Ja, weiß ich! Weil ich jede gottverdammte Sekunde auf die Uhr schaue! Weil jede Sekunde so lang dauert.
"Zwanzig nach Sieben", gebe ich, so ruhig wie möglich, von mir.
"Zwanzig nach Sieben?", wiederholt sie.
"Ja..." Ich atme tief durch. Ich zucke. Ich bin nicht zum Warten gemacht.

"Sie wirken so angespannt." Die Frau ist in Gesprächslaune. Ich nicht.
"Kann sein." Ich lege meinen Kopf in meinen Nacken und berühre die Glasscheibe hinter mir.
"Was ist los?" Die Frau gibt nicht auf.
Was will sie denn? Was will sie denn?
"Ach... er sollte schon hier sein." Bei diesen Worten kann ich mich seltsamerweise ein Stück weit entspannen.
"Oh, Sie wissen doch, wie das mit der Bahn ist. Der Zug wird bald kommen." Sie entfernt sich. Nett. Natürlich wird der Zug kommen. Aber er soll hier sein! Jetzt! Ich seufze. Ich bin nicht zum Warten gemacht.
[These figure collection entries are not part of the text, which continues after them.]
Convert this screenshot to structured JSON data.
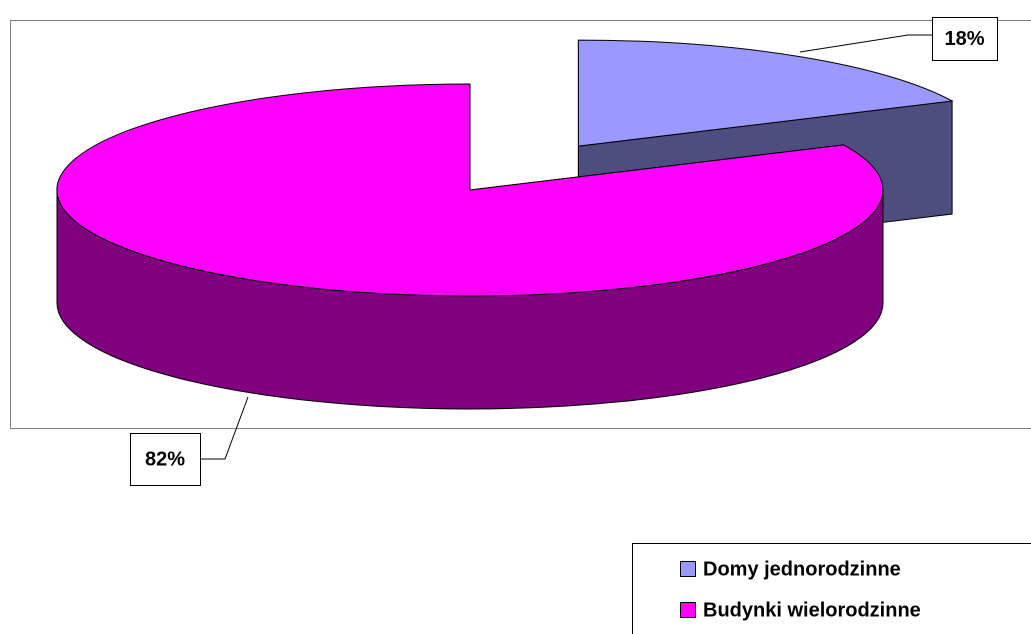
{
  "chart_data": {
    "type": "pie",
    "three_d": true,
    "categories": [
      "Domy jednorodzinne",
      "Budynki wielorodzinne"
    ],
    "values": [
      18,
      82
    ],
    "value_labels": [
      "18%",
      "82%"
    ],
    "colors": [
      "#9999ff",
      "#ff00ff"
    ],
    "legend": "bottom-right"
  }
}
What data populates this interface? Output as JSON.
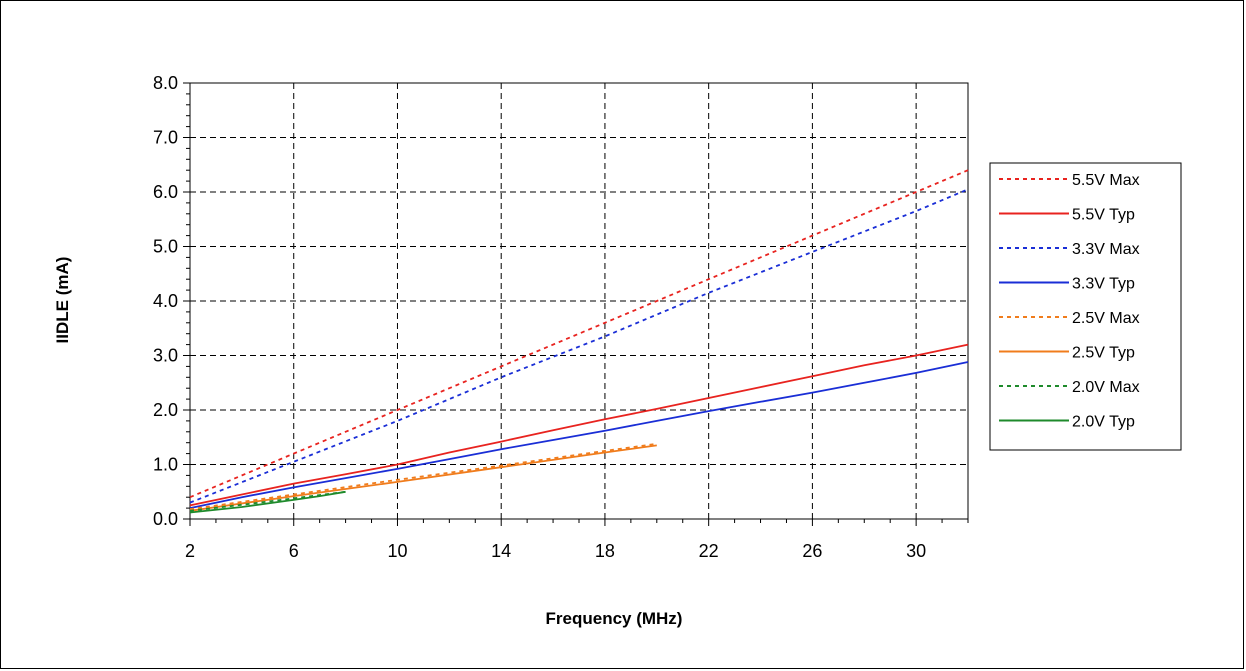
{
  "chart_data": {
    "type": "line",
    "xlabel": "Frequency (MHz)",
    "ylabel": "IIDLE (mA)",
    "xlim": [
      2,
      32
    ],
    "ylim": [
      0,
      8
    ],
    "x_ticks": [
      "2",
      "6",
      "10",
      "14",
      "18",
      "22",
      "26",
      "30"
    ],
    "y_ticks": [
      "0.0",
      "1.0",
      "2.0",
      "3.0",
      "4.0",
      "5.0",
      "6.0",
      "7.0",
      "8.0"
    ],
    "grid": true,
    "legend_position": "right",
    "series": [
      {
        "name": "5.5V Max",
        "color": "#e8231f",
        "dash": true,
        "x": [
          2,
          6,
          10,
          14,
          18,
          22,
          26,
          30,
          32
        ],
        "y": [
          0.4,
          1.2,
          2.0,
          2.8,
          3.6,
          4.4,
          5.2,
          6.0,
          6.4
        ]
      },
      {
        "name": "5.5V Typ",
        "color": "#e8231f",
        "dash": false,
        "x": [
          2,
          4,
          6,
          8,
          10,
          12,
          14,
          16,
          18,
          20,
          22,
          24,
          26,
          28,
          30,
          32
        ],
        "y": [
          0.25,
          0.45,
          0.65,
          0.82,
          1.0,
          1.22,
          1.42,
          1.63,
          1.83,
          2.02,
          2.22,
          2.42,
          2.62,
          2.82,
          3.0,
          3.2
        ]
      },
      {
        "name": "3.3V Max",
        "color": "#1a2ed6",
        "dash": true,
        "x": [
          2,
          6,
          10,
          14,
          18,
          22,
          26,
          30,
          32
        ],
        "y": [
          0.3,
          1.05,
          1.8,
          2.6,
          3.35,
          4.15,
          4.9,
          5.65,
          6.05
        ]
      },
      {
        "name": "3.3V Typ",
        "color": "#1a2ed6",
        "dash": false,
        "x": [
          2,
          4,
          6,
          8,
          10,
          12,
          14,
          16,
          18,
          20,
          22,
          24,
          26,
          28,
          30,
          32
        ],
        "y": [
          0.2,
          0.4,
          0.58,
          0.75,
          0.92,
          1.1,
          1.28,
          1.45,
          1.62,
          1.8,
          1.98,
          2.15,
          2.32,
          2.5,
          2.68,
          2.88
        ]
      },
      {
        "name": "2.5V Max",
        "color": "#f07c1c",
        "dash": true,
        "x": [
          2,
          6,
          10,
          14,
          18,
          20
        ],
        "y": [
          0.18,
          0.45,
          0.72,
          0.98,
          1.25,
          1.38
        ]
      },
      {
        "name": "2.5V Typ",
        "color": "#f07c1c",
        "dash": false,
        "x": [
          2,
          6,
          10,
          14,
          18,
          20
        ],
        "y": [
          0.15,
          0.42,
          0.68,
          0.95,
          1.22,
          1.35
        ]
      },
      {
        "name": "2.0V Max",
        "color": "#1e8a2b",
        "dash": true,
        "x": [
          2,
          4,
          6,
          8
        ],
        "y": [
          0.15,
          0.26,
          0.38,
          0.5
        ]
      },
      {
        "name": "2.0V Typ",
        "color": "#1e8a2b",
        "dash": false,
        "x": [
          2,
          4,
          6,
          7,
          8
        ],
        "y": [
          0.12,
          0.22,
          0.35,
          0.42,
          0.5
        ]
      }
    ]
  }
}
Es beginnt zu regnen. Auch das noch. Ich sitze zwar unter einem Dach, aber ich hasse Regen trotzdem. Ich hasse das Geräusch von dem Plätschern. Ich hasse den Geruch, wenn es regnet. Allgemein - ich hasse Bahnhöfe! Ich hasse Züge. Ich hasse es, von fremden Leuten angequatscht zu werden! Ich hasse das Warten. Ich bin nicht zum Warten gemacht.

Mein Kopf glüht.

Ein Zug hält.

Seiner?

Ich stehe auf. Laufe ein paar Schritte durch den Regen. Mein Herz schlägt.

Dann legt jemand eine Hand auf meine Schulter. Wer ist es? Die alte Frau? Was will sie denn? Was will sie denn? Ich drehe mich um - er ist es.

Plötzlich ist mir der Regen egal. Meine Augen strahlen. Meine Haare kleben nass an meinem Gesicht, aber das ist mir egal. Plötzlich liebe ich den Regen. Und den Bahnhof. Und ich liebe ihn.

"Ich habe schon auf dich gewartet", sage ich.
"Hat sich das Warten gelohnt?", fragt er?
Ich nicke. Ich hasse das Warten. Ich hasse diese Zeitspanne, die sich wie Jahre anfühlt. Aber die Freude nach dem Warten ist immer die Schönste. Das Licht nach der Dunkelheit. Der Tagesanbruch. Das Warten hat sich gelohnt. Ich bin nicht zum Warten gemacht. Aber zum Lieben.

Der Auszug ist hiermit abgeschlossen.